I have a json-File with with 23.904 objects in it. They are all like:
{
"1.Entry": "1.Data",
...
"44.Entry": "44.Data"
},
... 23.902 similiar entries...
{
"1.Entry": "1.Data",
...
"44.Entry": "44.Data"
}
But forwarding the json-file leaded to the count of 22.256 events (presents 22.256 json-objects)
My props.conf
[json_test]
DATETIME_CONFIG =
TIMESTAMP_FIELDS = test.sys_created_on
INDEXED_EXTRACTIONS = json
KV_MODE = none
LINE_BREAKER = ([\r\n]+)
NO_BINARY_CHECK = true
category = Structured
description = test json
disabled = false
pulldown_type = true
The problem so is not that a single event is truncated, but the json-file is.
Hello again,
my last entry
"i've parsed my InputFile (json-parser) and before one of the missing event there is an error, like unexpected non-white-space sign.
So i think, it is not a problem of splunk!
" was a wrong result. I've made a mistake in my investigation.
So i tried the programm jq (ubuntu-linux) to validate the whole json-file.
Surprise - there is no failure in the json-file. I've checked the json-file in the forwarder-directory.
So i guess there is a sign in the data, that splunk "misunderstand" and break the json-structure.
There is something not right about this. If your events are indeed formed this way (a multiline entries) and your LINE_BREAKER is set to ([\r\n]+) there is no way they are ingested as a whole.
Tell us more about how you are ingesting it (and if you're reading a file with a forwarder, show us the relevant inputs.conf stanza and props.conf stanza from the forwarder).
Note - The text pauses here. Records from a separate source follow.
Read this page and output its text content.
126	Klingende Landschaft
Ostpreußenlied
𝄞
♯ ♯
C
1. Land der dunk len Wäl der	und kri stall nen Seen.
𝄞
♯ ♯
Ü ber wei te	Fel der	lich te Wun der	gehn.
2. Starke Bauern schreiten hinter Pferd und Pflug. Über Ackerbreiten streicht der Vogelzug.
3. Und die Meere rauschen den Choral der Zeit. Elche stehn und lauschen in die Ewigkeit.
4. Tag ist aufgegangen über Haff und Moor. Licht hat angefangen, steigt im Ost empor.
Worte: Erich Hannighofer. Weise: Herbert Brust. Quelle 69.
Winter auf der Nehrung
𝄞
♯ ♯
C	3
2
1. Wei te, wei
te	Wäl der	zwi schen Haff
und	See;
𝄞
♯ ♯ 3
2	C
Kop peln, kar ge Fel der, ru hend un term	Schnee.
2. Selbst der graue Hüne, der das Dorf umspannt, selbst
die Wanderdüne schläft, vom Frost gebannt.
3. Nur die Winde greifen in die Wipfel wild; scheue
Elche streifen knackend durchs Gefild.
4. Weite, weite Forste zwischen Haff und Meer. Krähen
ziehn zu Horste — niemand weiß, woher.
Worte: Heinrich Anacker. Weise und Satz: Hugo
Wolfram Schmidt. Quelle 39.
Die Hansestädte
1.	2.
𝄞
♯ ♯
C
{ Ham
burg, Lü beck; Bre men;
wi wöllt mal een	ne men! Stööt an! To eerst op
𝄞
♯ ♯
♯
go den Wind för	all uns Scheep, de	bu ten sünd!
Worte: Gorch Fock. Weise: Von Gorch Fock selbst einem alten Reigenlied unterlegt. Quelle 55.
Thank you for your questions @PickleRick .
I'm using forwarding mechanismen.
Here are the stanzas form the forwarder:
inputs.conf
[monitor:///daten/datasources/data/mg_test/entry2group/*.json]
disabled = false
index = mg_test
sourcetype = json_test
crcSalt = <SOURCE>
whitelist = .*\d{8}_Q\d_entry_entry2group\.v\d\.(\d\d\.){2}json$
[json_test]
DATETIME_CONFIG =
TIMESTAMP_FIELDS = test.sys_created_on
INDEXED_EXTRACTIONS = json
KV_MODE = none
LINE_BREAKER = ([\r\n]+)
NO_BINARY_CHECK = true
category = Structured
description = test json
disabled = false
pulldown_type = true
I've copied this props.conf from my first try to upload (over splunk-web).
Here is the stanza from ../etc/system/local/props.conf
[test_json]
DATETIME_CONFIG =
INDEXED_EXTRACTIONS = json
KV_MODE = none
LINE_BREAKER = ([\r\n]+)
TIMESTAMP_FIELDS = test.sys_created_on
category = Structured
description = JavaScript Object Notation format. For more information, visit http://json.org/
disabled = false
pulldown_type = true
Another investigation shows me, you are on the right way!
I found following event on _internal.
08-25-2024 19:31:28.338 +0200 ERROR JsonLineBreaker [1737739 structuredparsing] - JSON StreamId:1586716756715697390 had parsing error:Unexpected character while looking for value: ',' - data_source="daten/datasources/data/mg_test/entry2group/20240825_Q2_entry_entry2group.v0.03.01
.json]", data_host="socmg_local_fw", data_sourcetype="json_test"
So in the next step i will isolate one event (object) which is lost if there are special sign in the data.
i've parsed my InputFile (json-parser) and before one of the missing event there is an error, like unexpected non-white-space sign.
So i think, it is not a problem of splunk!
Further investigation:
I shortened the json-objects from 44 to 43 lines.
{
"1.Entry": "1.Data",
...
"43.Entry": "43.Data"
},
... 48.186 similiar entries...
{
"1.Entry": "1.Data",
...
"43.Entry": "43.Data"
}
But forwarding the json-file leaded to the count of 45.352 events (presents 45.352 json-objects), instead of 48.188 objects.
That's a little bit 'loco' i think.
hi @a101755,
Try adding below configs in input monitors in inputs.conf.
crcSalt = <SOURCE>
initCrcLength = 2048
Thank you @manjunathmeti .
But it doesn't function. The result is the same as before.
I think your advice helps if splunk doesn't import a whole file, if it is not salted and/or the first characters in it doesn't have a difference to another file imported before.
Further Investigation:
I have exported the items from splunk (csv) and compare the original file with the export.
I can't see any muster, which object is imported and which not. A muster could be like the first 22.256 objects were importet,
I see, that object 66 to is not imported, 104, 108, 113, and so on not imported.
I think there is a limit to import json-objects. But which is it?